Here Verhoeven's Jesus Seminar background also shines through. When they voted upon the authenticity of the statements of Jesus, they came up with a figure of 30% undoubtedly authentic material. Most of these were very short and pithy statements - i.e. 'Peace be with you' - since they would have to be remembered over the 30-50 year timespan between Jesus' death and the composition of the gospels. However, this figure is the absolute bare minimum. Rigid adherence to these short statements would be misleading because Jesus didn't go around speaking in witty sound bites. Again, the criterion of coherence - that Jesus was a person and not an automaton - should flesh out historical Jesus studies.
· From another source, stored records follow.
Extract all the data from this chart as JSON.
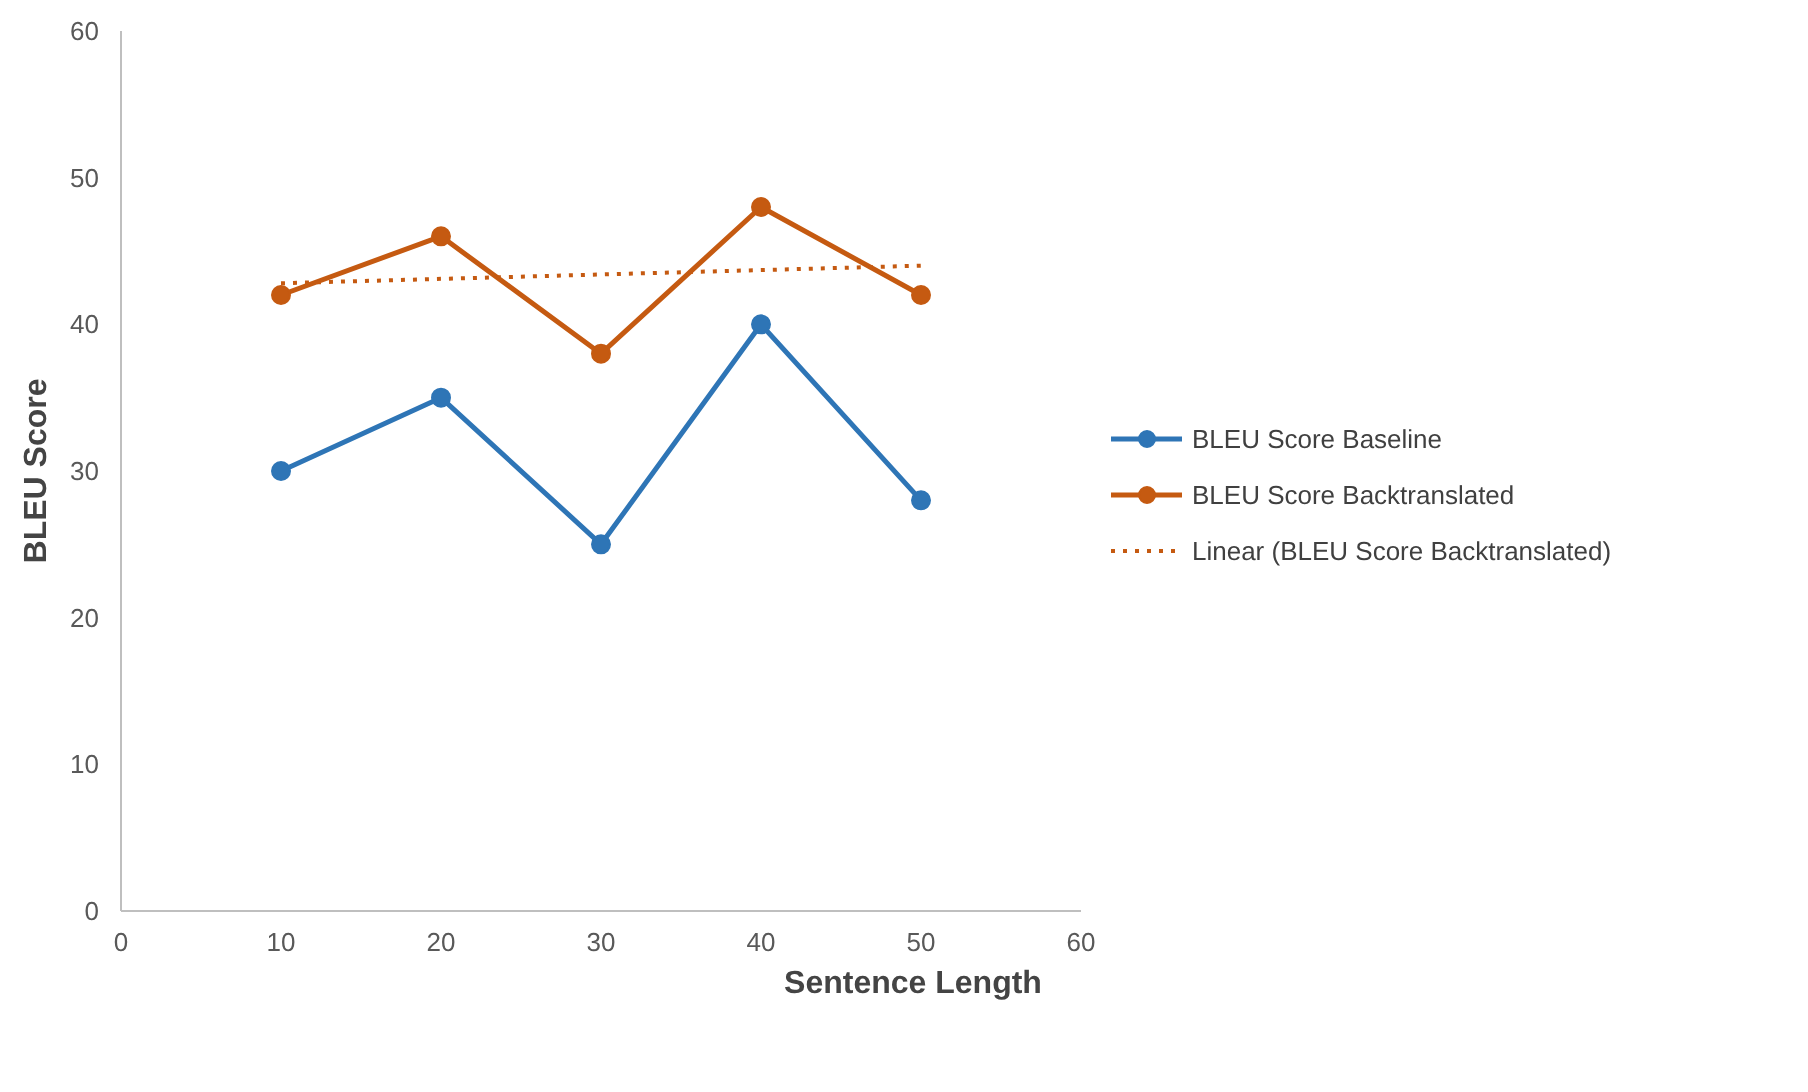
{
  "chart_data": {
    "type": "line",
    "xlabel": "Sentence Length",
    "ylabel": "BLEU Score",
    "x": [
      10,
      20,
      30,
      40,
      50
    ],
    "series": [
      {
        "name": "BLEU Score Baseline",
        "color": "#2e75b6",
        "values": [
          30,
          35,
          25,
          40,
          28
        ],
        "marker": "circle"
      },
      {
        "name": "BLEU Score Backtranslated",
        "color": "#c55a11",
        "values": [
          42,
          46,
          38,
          48,
          42
        ],
        "marker": "circle"
      },
      {
        "name": "Linear (BLEU Score Backtranslated)",
        "type": "line",
        "color": "#c55a11",
        "x": [
          10,
          50
        ],
        "values": [
          42.8,
          44.0
        ],
        "line_style": "dotted",
        "marker": "none"
      }
    ],
    "xlim": [
      0,
      60
    ],
    "xticks": [
      0,
      10,
      20,
      30,
      40,
      50,
      60
    ],
    "ylim": [
      0,
      60
    ],
    "yticks": [
      0,
      10,
      20,
      30,
      40,
      50,
      60
    ],
    "grid": false,
    "legend": "right"
  }
}
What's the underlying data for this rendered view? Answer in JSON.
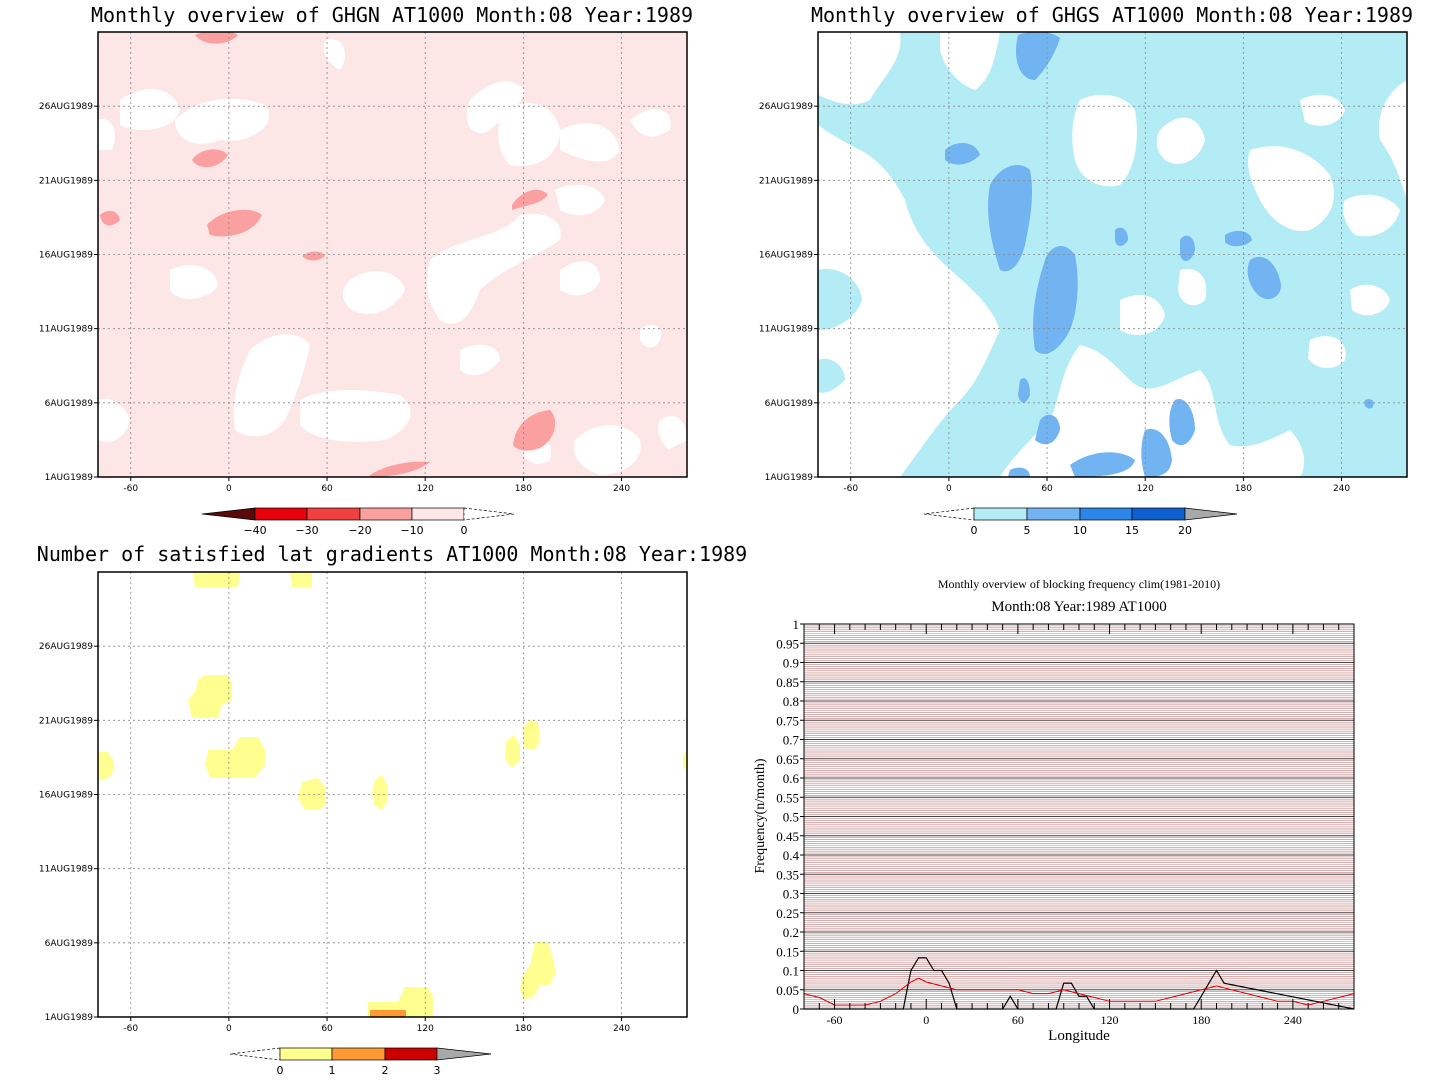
{
  "colors": {
    "red_shades": [
      "#5a0a0a",
      "#e8000b",
      "#f04040",
      "#fba0a0",
      "#fde6e6"
    ],
    "blue_shades": [
      "#b4ecf6",
      "#72b4f2",
      "#2b86e8",
      "#0e5fcf"
    ],
    "yellow_shades": [
      "#ffff90",
      "#ff9933",
      "#cc0000"
    ],
    "grey": "#a8a8a8",
    "freq_black": "#000000",
    "freq_red": "#dd0000",
    "freq_grid": "#c08080"
  },
  "panel_ghgn": {
    "title": "Monthly overview of GHGN AT1000 Month:08 Year:1989",
    "y_ticks": [
      "26AUG1989",
      "21AUG1989",
      "16AUG1989",
      "11AUG1989",
      "6AUG1989",
      "1AUG1989"
    ],
    "x_ticks": [
      "-60",
      "0",
      "60",
      "120",
      "180",
      "240"
    ],
    "colorbar_labels": [
      "−40",
      "−30",
      "−20",
      "−10",
      "0"
    ]
  },
  "panel_ghgs": {
    "title": "Monthly overview of GHGS AT1000 Month:08 Year:1989",
    "y_ticks": [
      "26AUG1989",
      "21AUG1989",
      "16AUG1989",
      "11AUG1989",
      "6AUG1989",
      "1AUG1989"
    ],
    "x_ticks": [
      "-60",
      "0",
      "60",
      "120",
      "180",
      "240"
    ],
    "colorbar_labels": [
      "0",
      "5",
      "10",
      "15",
      "20"
    ]
  },
  "panel_lat": {
    "title": "Number of satisfied lat gradients AT1000 Month:08 Year:1989",
    "y_ticks": [
      "26AUG1989",
      "21AUG1989",
      "16AUG1989",
      "11AUG1989",
      "6AUG1989",
      "1AUG1989"
    ],
    "x_ticks": [
      "-60",
      "0",
      "60",
      "120",
      "180",
      "240"
    ],
    "colorbar_labels": [
      "0",
      "1",
      "2",
      "3"
    ]
  },
  "panel_freq": {
    "title": "Monthly overview of blocking frequency clim(1981-2010)",
    "subtitle": "Month:08 Year:1989  AT1000",
    "xlabel": "Longitude",
    "ylabel": "Frequency(n/month)",
    "x_ticks": [
      "-60",
      "0",
      "60",
      "120",
      "180",
      "240"
    ],
    "y_ticks": [
      "0",
      "0.05",
      "0.1",
      "0.15",
      "0.2",
      "0.25",
      "0.3",
      "0.35",
      "0.4",
      "0.45",
      "0.5",
      "0.55",
      "0.6",
      "0.65",
      "0.7",
      "0.75",
      "0.8",
      "0.85",
      "0.9",
      "0.95",
      "1"
    ]
  },
  "chart_data": [
    {
      "type": "heatmap",
      "title": "Monthly overview of GHGN AT1000 Month:08 Year:1989",
      "x_ticks": [
        -60,
        0,
        60,
        120,
        180,
        240
      ],
      "y_ticks": [
        "1AUG1989",
        "6AUG1989",
        "11AUG1989",
        "16AUG1989",
        "21AUG1989",
        "26AUG1989"
      ],
      "xlim": [
        -80,
        280
      ],
      "colorbar": [
        -40,
        -30,
        -20,
        -10,
        0
      ]
    },
    {
      "type": "heatmap",
      "title": "Monthly overview of GHGS AT1000 Month:08 Year:1989",
      "x_ticks": [
        -60,
        0,
        60,
        120,
        180,
        240
      ],
      "y_ticks": [
        "1AUG1989",
        "6AUG1989",
        "11AUG1989",
        "16AUG1989",
        "21AUG1989",
        "26AUG1989"
      ],
      "xlim": [
        -80,
        280
      ],
      "colorbar": [
        0,
        5,
        10,
        15,
        20
      ]
    },
    {
      "type": "heatmap",
      "title": "Number of satisfied lat gradients AT1000 Month:08 Year:1989",
      "x_ticks": [
        -60,
        0,
        60,
        120,
        180,
        240
      ],
      "y_ticks": [
        "1AUG1989",
        "6AUG1989",
        "11AUG1989",
        "16AUG1989",
        "21AUG1989",
        "26AUG1989"
      ],
      "xlim": [
        -80,
        280
      ],
      "colorbar": [
        0,
        1,
        2,
        3
      ]
    },
    {
      "type": "line",
      "title": "Monthly overview of blocking frequency clim(1981-2010)",
      "subtitle": "Month:08 Year:1989  AT1000",
      "xlabel": "Longitude",
      "ylabel": "Frequency(n/month)",
      "xlim": [
        -80,
        280
      ],
      "ylim": [
        0,
        1
      ],
      "series": [
        {
          "color": "black",
          "x": [
            -80,
            -15,
            -10,
            -5,
            0,
            5,
            10,
            15,
            20,
            50,
            55,
            60,
            85,
            90,
            95,
            100,
            105,
            110,
            175,
            180,
            185,
            190,
            195,
            280
          ],
          "y": [
            0,
            0,
            0.1,
            0.133,
            0.133,
            0.1,
            0.1,
            0.067,
            0,
            0,
            0.033,
            0,
            0,
            0.067,
            0.067,
            0.033,
            0.033,
            0,
            0,
            0.033,
            0.067,
            0.1,
            0.067,
            0
          ]
        },
        {
          "color": "red",
          "x": [
            -80,
            -70,
            -60,
            -50,
            -40,
            -30,
            -20,
            -10,
            -5,
            0,
            10,
            20,
            30,
            40,
            50,
            60,
            70,
            80,
            90,
            100,
            110,
            120,
            130,
            140,
            150,
            160,
            170,
            180,
            190,
            200,
            210,
            220,
            230,
            240,
            250,
            260,
            270,
            280
          ],
          "y": [
            0.04,
            0.03,
            0.01,
            0.01,
            0.01,
            0.02,
            0.04,
            0.07,
            0.08,
            0.07,
            0.06,
            0.05,
            0.05,
            0.05,
            0.05,
            0.05,
            0.04,
            0.04,
            0.05,
            0.04,
            0.03,
            0.02,
            0.02,
            0.02,
            0.02,
            0.03,
            0.04,
            0.05,
            0.06,
            0.05,
            0.04,
            0.03,
            0.02,
            0.02,
            0.01,
            0.02,
            0.03,
            0.04
          ]
        }
      ]
    }
  ]
}
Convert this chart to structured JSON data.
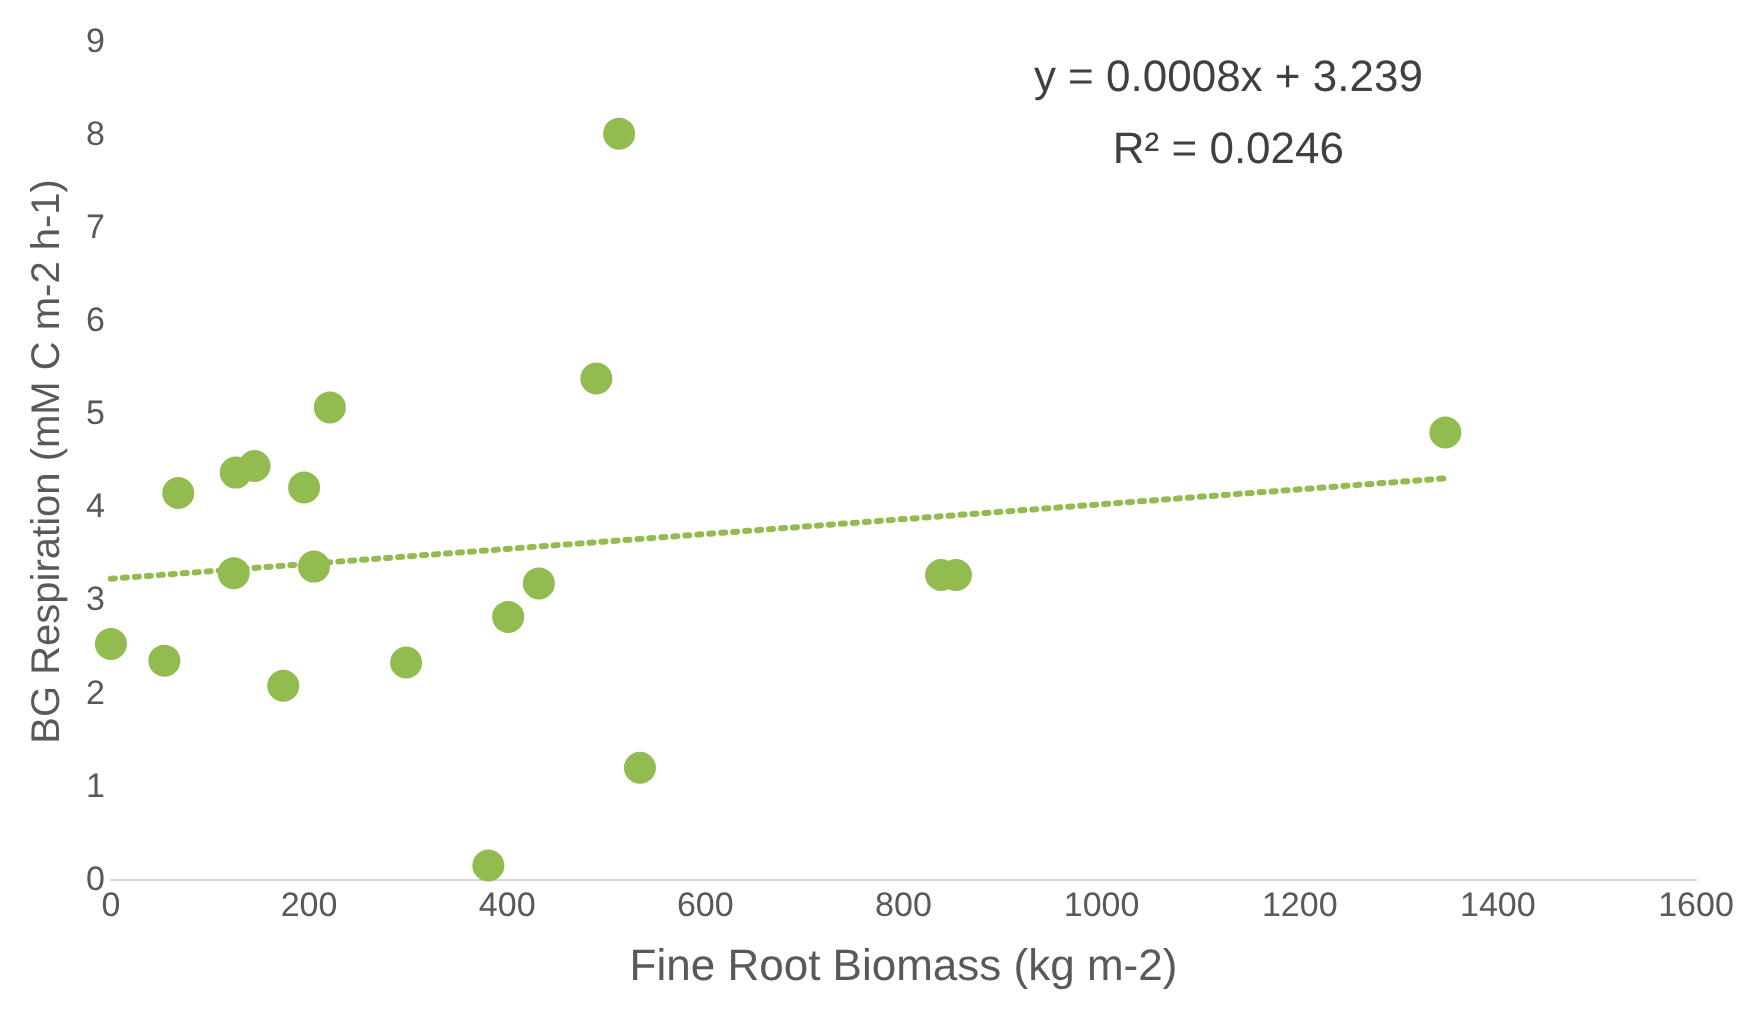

So Verhoeven's unrelenting skepticism undermines his own portrait of the historical Jesus. As he carved away pretty much everything unusual and distinct about Jesus' ministry for fear of contamination by later Christian thought, he's left with a Jesus who is...nothing. I can't even characterize who Verhoeven might think that Jesus was, as he only wrote about who he was not. Skepticism and a critical eye for historicity is absolutely essential for historical Jesus studies - but a mere snarky close reading of the gospels is intellectually unsatisfying. Instead, the other component of honest scholarship is a building up and a definition of who the historical Jesus really was. Verhoeven failed to accomplish this, and as such, his book has neither direction nor any real reason to read it.